Zarząd Domu Development rekomenduje najwyższą w historii dywidendę, po 9,5 zł na akcję. Daje to stopę 9,1 proc. wobec czwartkowego zamknięcia, ale kto złapał papiery na dołku , po 85,2 zł, cieszy się stopą 11,2 proc. - nie wspominając o 23-proc. zwrocie dzięki odbiciu do nowych wieloletnich maksimów.
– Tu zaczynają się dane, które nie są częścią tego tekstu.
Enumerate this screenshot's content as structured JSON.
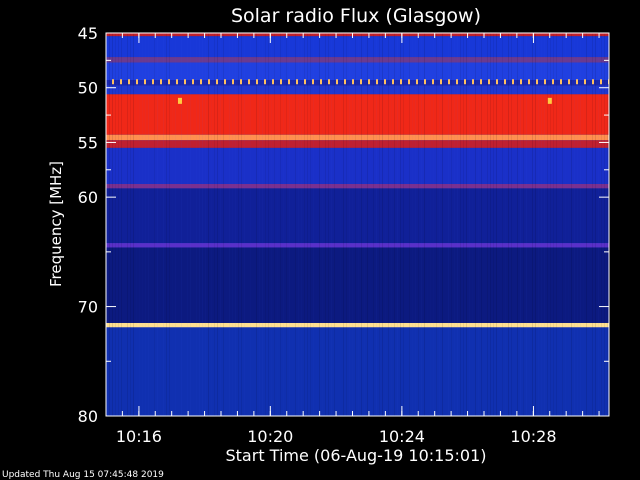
{
  "chart_data": {
    "type": "heatmap",
    "title": "Solar radio Flux (Glasgow)",
    "xlabel": "Start Time (06-Aug-19 10:15:01)",
    "ylabel": "Frequency [MHz]",
    "xlim_minutes": [
      10.25,
      10.505
    ],
    "ylim_mhz": [
      45,
      80
    ],
    "y_ticks": [
      {
        "value": 45,
        "label": "45"
      },
      {
        "value": 50,
        "label": "50"
      },
      {
        "value": 55,
        "label": "55"
      },
      {
        "value": 60,
        "label": "60"
      },
      {
        "value": 70,
        "label": "70"
      },
      {
        "value": 80,
        "label": "80"
      }
    ],
    "x_ticks": [
      {
        "value": 10.2667,
        "label": "10:16"
      },
      {
        "value": 10.3333,
        "label": "10:20"
      },
      {
        "value": 10.4,
        "label": "10:24"
      },
      {
        "value": 10.4667,
        "label": "10:28"
      }
    ],
    "bands": [
      {
        "from": 45.0,
        "to": 45.3,
        "color": "#c0202a"
      },
      {
        "from": 45.3,
        "to": 47.2,
        "color": "#1838d8"
      },
      {
        "from": 47.2,
        "to": 47.7,
        "color": "#6a3a90"
      },
      {
        "from": 47.7,
        "to": 49.3,
        "color": "#2040e0"
      },
      {
        "from": 49.3,
        "to": 49.8,
        "color": "#1a28b0"
      },
      {
        "from": 49.8,
        "to": 50.6,
        "color": "#2038d0"
      },
      {
        "from": 50.6,
        "to": 54.3,
        "color": "#f02818"
      },
      {
        "from": 54.3,
        "to": 54.8,
        "color": "#ff9050"
      },
      {
        "from": 54.8,
        "to": 55.5,
        "color": "#c02030"
      },
      {
        "from": 55.5,
        "to": 58.8,
        "color": "#1a30c8"
      },
      {
        "from": 58.8,
        "to": 59.2,
        "color": "#7a3090"
      },
      {
        "from": 59.2,
        "to": 64.2,
        "color": "#102098"
      },
      {
        "from": 64.2,
        "to": 64.6,
        "color": "#5a30c8"
      },
      {
        "from": 64.6,
        "to": 71.5,
        "color": "#0c1a80"
      },
      {
        "from": 71.5,
        "to": 71.9,
        "color": "#ffe090"
      },
      {
        "from": 71.9,
        "to": 80.0,
        "color": "#1030b0"
      }
    ],
    "bursts": [
      {
        "time": 10.2875,
        "freq": 51.2,
        "color": "#ffcc40"
      },
      {
        "time": 10.475,
        "freq": 51.2,
        "color": "#ffcc40"
      }
    ],
    "interference_line": {
      "freq": 49.5,
      "color": "#ffc060"
    },
    "axis_color": "#ffffff",
    "footer": "Updated Thu Aug 15 07:45:48 2019"
  }
}
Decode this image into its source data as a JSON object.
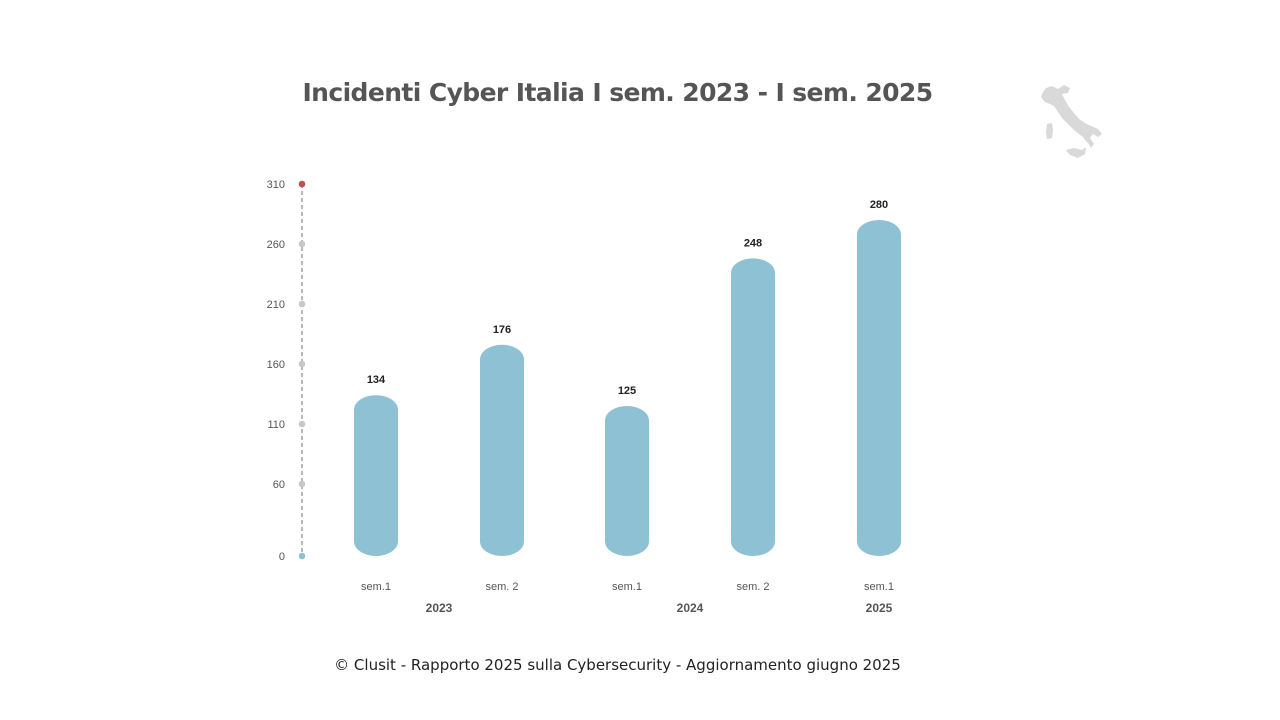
{
  "title": "Incidenti Cyber Italia I sem. 2023 - I sem. 2025",
  "footer": "© Clusit - Rapporto 2025 sulla Cybersecurity - Aggiornamento giugno 2025",
  "logo": {
    "icon": "italy-map-icon",
    "color": "#d9d9d9"
  },
  "chart_data": {
    "type": "bar",
    "title": "Incidenti Cyber Italia I sem. 2023 - I sem. 2025",
    "categories": [
      "sem.1",
      "sem. 2",
      "sem.1",
      "sem. 2",
      "sem.1"
    ],
    "groups": [
      {
        "label": "2023",
        "categories": [
          0,
          1
        ]
      },
      {
        "label": "2024",
        "categories": [
          2,
          3
        ]
      },
      {
        "label": "2025",
        "categories": [
          4
        ]
      }
    ],
    "values": [
      134,
      176,
      125,
      248,
      280
    ],
    "yticks": [
      0,
      60,
      110,
      160,
      210,
      260,
      310
    ],
    "ylim": [
      0,
      310
    ],
    "xlabel": "",
    "ylabel": "",
    "grid": false,
    "colors": {
      "bar": "#8fc1d5",
      "axis_line": "#a0a0a0",
      "axis_dot": "#c8c8c8",
      "top_dot": "#c0504d",
      "bottom_dot": "#8fc1d5"
    }
  }
}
„Intencją zarządu jest zwiększanie w kolejnych latach kwot dywidendy na akcję zarówno w ujęciu nominalnym, jak i realnym, co oznacza, że stopa wzrostu dywidendy na akcję powinna przekraczać stopę inflacji mierzoną wskaźnikiem cen towarów i usług konsumpcyjnych" – czytamy w komunikacie spółki.
W 2019 r. spółka miała 256 mln zł skonsolidowanego zysku netto (wzrost o prawie 13 proc.) i 305 mln zł zysku jednostkowego (wzrost o 42 proc.). Deweloper przekazał klucze do 3,48 tys. mieszkań – to co prawda o 4 proc. mniej w ujęciu ilościowym, ale wsparciem był wzrost cen. Skonsolidowane przychody utrzymały się na poziomie 1,66 mld zł, ponadto marża brutto ze sprzedaży wzrosła z 27,5 do 30 proc.
Jaki jest potencjał przekazań na 2020 r. i na jaką sprzedaż nastawia się grupa – o tym zarząd powie na piątkowej konferencji, która rozpoczyna się o 10:30.